Evaluate the line integral using the Fundamental Theorem of Line Integrals. Use a computer algebra system to verify your results. \(\int_{C} \frac{2 x}{\left(x^{2}+y^{2}\right)^{2}} d x+\frac{2 y}{\left(x^{2}+y^{2}\right)^{2}} d y\) \(C:\) circle \((x-4)^{2}+(y-5)^{2}=9\) clockwise from (7,5) to (1,5)

Short answer

The evaluated value of the line integral is 0.

Step-by-step solution

Find a Potential Function

The given vector field is \(F = <\frac{2x}{\left(x^2+y^2\right)^2}, \frac{2y}{\left(x^2+y^2\right)^2}>\).

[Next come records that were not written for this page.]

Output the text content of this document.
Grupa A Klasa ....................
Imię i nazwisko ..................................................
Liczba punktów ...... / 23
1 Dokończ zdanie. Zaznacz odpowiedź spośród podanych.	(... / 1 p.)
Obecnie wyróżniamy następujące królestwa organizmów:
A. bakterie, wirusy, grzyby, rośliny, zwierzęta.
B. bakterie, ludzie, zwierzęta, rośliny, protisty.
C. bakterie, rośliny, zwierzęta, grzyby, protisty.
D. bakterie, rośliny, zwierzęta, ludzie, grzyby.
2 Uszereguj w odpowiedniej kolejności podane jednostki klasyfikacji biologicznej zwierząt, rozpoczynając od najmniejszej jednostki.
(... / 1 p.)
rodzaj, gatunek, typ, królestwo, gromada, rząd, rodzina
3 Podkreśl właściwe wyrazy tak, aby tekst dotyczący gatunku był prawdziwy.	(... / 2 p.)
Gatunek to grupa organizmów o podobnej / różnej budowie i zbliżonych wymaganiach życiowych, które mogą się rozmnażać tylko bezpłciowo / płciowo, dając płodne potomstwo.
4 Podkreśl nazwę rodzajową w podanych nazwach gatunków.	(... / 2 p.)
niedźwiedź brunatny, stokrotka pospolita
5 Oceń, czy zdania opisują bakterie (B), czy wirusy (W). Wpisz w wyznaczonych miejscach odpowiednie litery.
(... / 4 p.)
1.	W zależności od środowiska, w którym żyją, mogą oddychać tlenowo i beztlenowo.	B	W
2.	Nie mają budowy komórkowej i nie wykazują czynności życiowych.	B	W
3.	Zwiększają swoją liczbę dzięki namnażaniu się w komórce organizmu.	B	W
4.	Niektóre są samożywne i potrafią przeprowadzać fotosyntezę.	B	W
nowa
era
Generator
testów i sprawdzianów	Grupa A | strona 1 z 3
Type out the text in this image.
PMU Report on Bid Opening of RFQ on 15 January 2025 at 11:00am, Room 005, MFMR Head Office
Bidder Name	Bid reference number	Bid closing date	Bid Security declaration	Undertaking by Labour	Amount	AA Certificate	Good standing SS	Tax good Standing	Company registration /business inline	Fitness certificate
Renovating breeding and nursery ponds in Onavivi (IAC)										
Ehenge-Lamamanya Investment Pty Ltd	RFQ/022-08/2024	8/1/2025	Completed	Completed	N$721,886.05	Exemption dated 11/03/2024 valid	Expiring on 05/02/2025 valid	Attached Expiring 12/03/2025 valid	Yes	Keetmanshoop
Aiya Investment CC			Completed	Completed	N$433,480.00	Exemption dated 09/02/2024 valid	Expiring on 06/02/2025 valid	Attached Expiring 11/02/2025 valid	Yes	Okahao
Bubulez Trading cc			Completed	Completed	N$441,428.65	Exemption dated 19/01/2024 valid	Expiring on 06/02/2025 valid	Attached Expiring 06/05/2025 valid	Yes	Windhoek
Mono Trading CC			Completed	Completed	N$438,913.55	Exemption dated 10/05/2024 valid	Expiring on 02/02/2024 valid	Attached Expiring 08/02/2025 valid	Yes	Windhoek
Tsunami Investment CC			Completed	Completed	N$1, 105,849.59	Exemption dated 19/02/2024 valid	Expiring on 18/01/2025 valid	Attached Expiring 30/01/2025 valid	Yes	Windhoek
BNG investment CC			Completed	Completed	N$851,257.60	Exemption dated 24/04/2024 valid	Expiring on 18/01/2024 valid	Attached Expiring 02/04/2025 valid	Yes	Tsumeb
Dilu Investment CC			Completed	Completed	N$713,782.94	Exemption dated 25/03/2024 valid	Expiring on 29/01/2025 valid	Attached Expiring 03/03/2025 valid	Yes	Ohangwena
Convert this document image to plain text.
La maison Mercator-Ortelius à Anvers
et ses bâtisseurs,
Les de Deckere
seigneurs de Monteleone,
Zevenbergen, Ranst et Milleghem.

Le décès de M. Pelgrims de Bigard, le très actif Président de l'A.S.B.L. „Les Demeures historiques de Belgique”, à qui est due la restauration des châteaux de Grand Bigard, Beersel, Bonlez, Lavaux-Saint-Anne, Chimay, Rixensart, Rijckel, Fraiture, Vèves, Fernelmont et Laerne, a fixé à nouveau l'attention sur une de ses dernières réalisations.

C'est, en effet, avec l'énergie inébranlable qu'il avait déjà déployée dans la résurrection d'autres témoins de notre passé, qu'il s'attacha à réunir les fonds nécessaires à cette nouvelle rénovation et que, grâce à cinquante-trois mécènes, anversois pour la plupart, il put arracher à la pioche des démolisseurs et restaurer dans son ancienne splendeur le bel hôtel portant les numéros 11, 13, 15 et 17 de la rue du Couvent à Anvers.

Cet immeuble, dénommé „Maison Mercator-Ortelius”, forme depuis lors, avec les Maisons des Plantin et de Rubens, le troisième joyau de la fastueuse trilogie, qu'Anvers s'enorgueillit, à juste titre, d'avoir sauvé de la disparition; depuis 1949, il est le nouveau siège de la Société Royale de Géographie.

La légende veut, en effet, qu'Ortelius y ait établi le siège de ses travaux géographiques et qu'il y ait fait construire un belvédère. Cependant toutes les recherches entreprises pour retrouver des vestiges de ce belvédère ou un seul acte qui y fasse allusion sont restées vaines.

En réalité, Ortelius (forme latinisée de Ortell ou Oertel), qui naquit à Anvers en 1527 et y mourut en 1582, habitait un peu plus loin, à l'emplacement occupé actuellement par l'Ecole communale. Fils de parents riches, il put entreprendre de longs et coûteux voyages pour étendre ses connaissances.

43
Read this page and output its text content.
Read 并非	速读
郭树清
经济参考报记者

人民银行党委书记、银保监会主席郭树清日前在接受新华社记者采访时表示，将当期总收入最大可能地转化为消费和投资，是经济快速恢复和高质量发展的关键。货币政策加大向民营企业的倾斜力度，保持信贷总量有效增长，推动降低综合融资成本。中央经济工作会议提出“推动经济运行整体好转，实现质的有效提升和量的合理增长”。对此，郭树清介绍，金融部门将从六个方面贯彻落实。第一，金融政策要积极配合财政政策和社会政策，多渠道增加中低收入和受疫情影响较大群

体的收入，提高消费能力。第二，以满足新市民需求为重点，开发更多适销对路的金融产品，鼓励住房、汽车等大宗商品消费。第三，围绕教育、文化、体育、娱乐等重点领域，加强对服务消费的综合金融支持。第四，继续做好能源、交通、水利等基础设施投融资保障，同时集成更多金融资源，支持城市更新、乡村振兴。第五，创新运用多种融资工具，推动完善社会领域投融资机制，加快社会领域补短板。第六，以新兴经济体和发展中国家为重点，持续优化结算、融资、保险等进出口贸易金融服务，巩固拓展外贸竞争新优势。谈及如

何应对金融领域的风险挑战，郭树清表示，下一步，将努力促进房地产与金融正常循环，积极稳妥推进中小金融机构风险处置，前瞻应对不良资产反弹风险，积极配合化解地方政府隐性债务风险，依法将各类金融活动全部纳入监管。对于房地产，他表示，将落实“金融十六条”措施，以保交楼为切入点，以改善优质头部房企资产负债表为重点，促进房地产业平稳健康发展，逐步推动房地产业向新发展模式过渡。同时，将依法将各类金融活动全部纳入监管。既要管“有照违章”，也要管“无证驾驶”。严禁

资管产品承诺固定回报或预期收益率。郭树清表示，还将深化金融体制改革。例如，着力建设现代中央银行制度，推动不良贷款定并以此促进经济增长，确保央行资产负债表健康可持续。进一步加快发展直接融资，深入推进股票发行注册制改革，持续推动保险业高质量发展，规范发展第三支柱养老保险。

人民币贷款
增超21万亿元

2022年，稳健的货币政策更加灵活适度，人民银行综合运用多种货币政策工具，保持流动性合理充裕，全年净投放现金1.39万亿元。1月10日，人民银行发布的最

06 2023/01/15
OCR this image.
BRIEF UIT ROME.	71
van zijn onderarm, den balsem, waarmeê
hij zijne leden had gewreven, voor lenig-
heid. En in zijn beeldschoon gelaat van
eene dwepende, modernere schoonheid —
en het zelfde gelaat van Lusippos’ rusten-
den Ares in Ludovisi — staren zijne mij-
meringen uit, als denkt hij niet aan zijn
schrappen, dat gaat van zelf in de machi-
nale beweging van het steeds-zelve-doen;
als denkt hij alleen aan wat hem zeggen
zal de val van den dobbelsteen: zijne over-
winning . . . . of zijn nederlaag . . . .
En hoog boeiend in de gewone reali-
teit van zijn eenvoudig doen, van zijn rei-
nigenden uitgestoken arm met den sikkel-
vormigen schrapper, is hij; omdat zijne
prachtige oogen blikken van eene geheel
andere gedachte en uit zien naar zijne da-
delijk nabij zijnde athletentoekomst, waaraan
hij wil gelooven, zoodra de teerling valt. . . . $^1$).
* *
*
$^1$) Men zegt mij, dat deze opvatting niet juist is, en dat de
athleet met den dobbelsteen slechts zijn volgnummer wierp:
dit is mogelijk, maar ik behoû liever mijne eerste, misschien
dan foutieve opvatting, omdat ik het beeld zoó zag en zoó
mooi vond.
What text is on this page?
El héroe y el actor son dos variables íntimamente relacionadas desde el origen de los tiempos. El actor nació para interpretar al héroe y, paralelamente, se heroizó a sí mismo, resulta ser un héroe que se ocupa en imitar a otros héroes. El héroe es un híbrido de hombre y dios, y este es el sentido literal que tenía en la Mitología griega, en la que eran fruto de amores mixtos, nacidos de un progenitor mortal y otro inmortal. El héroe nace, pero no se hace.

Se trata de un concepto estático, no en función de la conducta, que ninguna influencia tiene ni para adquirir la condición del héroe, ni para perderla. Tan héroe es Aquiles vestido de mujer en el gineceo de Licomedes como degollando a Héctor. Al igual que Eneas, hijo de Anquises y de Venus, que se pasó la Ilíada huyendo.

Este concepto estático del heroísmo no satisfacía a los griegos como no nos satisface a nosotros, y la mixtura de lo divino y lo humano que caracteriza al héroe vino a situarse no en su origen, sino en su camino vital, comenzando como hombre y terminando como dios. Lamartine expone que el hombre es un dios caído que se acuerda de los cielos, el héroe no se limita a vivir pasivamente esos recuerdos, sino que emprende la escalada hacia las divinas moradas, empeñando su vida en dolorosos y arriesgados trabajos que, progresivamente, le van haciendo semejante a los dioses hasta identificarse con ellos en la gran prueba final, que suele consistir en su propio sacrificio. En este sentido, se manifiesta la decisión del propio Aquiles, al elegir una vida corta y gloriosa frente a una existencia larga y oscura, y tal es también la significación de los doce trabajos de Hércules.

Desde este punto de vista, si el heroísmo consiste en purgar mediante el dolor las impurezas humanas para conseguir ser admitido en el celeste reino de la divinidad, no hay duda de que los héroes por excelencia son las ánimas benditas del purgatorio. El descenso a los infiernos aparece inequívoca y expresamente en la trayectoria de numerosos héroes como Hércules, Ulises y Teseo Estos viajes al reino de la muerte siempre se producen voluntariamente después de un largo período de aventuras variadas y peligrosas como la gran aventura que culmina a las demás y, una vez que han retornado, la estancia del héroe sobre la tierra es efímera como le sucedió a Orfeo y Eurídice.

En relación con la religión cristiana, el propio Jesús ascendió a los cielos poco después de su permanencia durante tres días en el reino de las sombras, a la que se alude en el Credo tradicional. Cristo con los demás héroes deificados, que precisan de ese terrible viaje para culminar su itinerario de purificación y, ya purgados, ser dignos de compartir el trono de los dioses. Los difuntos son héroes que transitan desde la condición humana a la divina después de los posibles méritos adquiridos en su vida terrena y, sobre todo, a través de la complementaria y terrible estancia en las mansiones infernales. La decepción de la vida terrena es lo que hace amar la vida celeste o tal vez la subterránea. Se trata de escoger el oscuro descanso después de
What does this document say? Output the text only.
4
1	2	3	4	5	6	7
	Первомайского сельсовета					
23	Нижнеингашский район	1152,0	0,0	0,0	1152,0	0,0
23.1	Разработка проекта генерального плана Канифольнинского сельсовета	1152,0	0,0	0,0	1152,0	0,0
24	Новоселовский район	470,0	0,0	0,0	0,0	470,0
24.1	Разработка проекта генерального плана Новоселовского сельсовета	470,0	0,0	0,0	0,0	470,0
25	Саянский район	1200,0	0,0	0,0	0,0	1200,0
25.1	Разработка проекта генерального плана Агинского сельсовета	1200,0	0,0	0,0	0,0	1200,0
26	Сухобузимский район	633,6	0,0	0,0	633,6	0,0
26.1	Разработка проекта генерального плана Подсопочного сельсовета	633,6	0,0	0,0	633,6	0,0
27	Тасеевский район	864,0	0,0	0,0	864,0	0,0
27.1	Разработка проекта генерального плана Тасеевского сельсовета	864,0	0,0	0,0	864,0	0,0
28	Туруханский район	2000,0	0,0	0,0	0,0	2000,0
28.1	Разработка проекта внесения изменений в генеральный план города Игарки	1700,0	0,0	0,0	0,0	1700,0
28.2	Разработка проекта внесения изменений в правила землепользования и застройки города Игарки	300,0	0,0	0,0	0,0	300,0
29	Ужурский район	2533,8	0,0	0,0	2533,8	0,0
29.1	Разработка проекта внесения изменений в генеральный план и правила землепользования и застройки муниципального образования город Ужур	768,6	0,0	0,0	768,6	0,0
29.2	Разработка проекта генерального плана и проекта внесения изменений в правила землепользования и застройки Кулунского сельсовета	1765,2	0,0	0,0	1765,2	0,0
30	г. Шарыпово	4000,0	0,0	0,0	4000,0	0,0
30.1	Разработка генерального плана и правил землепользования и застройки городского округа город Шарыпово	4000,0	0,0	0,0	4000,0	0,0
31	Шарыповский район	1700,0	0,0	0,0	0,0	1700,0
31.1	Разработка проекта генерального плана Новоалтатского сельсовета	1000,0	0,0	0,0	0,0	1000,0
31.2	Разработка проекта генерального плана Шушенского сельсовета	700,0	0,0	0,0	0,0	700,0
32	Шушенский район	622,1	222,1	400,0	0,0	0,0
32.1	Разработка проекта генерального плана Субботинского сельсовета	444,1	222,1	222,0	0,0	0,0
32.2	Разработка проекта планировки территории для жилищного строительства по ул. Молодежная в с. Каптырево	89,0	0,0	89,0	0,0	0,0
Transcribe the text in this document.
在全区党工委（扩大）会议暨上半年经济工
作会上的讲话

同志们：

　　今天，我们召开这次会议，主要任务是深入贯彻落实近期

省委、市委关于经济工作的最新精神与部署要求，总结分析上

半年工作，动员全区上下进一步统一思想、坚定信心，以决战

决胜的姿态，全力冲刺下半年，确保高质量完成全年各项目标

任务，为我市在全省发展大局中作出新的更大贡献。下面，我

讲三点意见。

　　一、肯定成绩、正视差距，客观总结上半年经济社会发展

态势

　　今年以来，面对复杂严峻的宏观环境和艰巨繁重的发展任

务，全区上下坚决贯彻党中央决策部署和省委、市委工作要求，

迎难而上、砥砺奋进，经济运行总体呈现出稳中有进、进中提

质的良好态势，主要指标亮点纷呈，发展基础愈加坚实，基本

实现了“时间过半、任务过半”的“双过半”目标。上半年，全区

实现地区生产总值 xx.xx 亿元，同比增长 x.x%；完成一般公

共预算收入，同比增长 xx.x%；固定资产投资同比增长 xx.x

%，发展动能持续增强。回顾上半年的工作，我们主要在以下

In order to find a potential function f for F, solve the system of partial differential equations \(f_x = \frac{2x}{\left(x^2+y^2\right)^2}\) and \(f_y = \frac{2y}{\left(x^2+y^2\right)^2}\). This yields \(f(x, y) = -\frac{1}{x^2 + y^2}\).

Check if the Vector Field is Conservative

For a vector field to be conservative, the cross partials of the potential function must be equal (\(\frac{\partial f_x}{\partial y} = \frac{\partial f_y}{\partial x}\)). For the potential function derived in Step 1, the equality does hold, so the vector field is conservative.

Apply the Fundamental Theorem of Line Integrals

The Fundamental Theorem of Line Integrals states that for a conservative vector field F with potential function f, and a curve C parameterized by r(t) from t=a to t=b, the line integral ∫C F·dr = f(r(b)) - f(r(a)). Based on the given path from (7,5) to (1,5), substitute these values to evaluate the line integral. This yields -\(\frac{1}{9}\) - (-\(\frac{1}{9}\)) = 0 which is the result.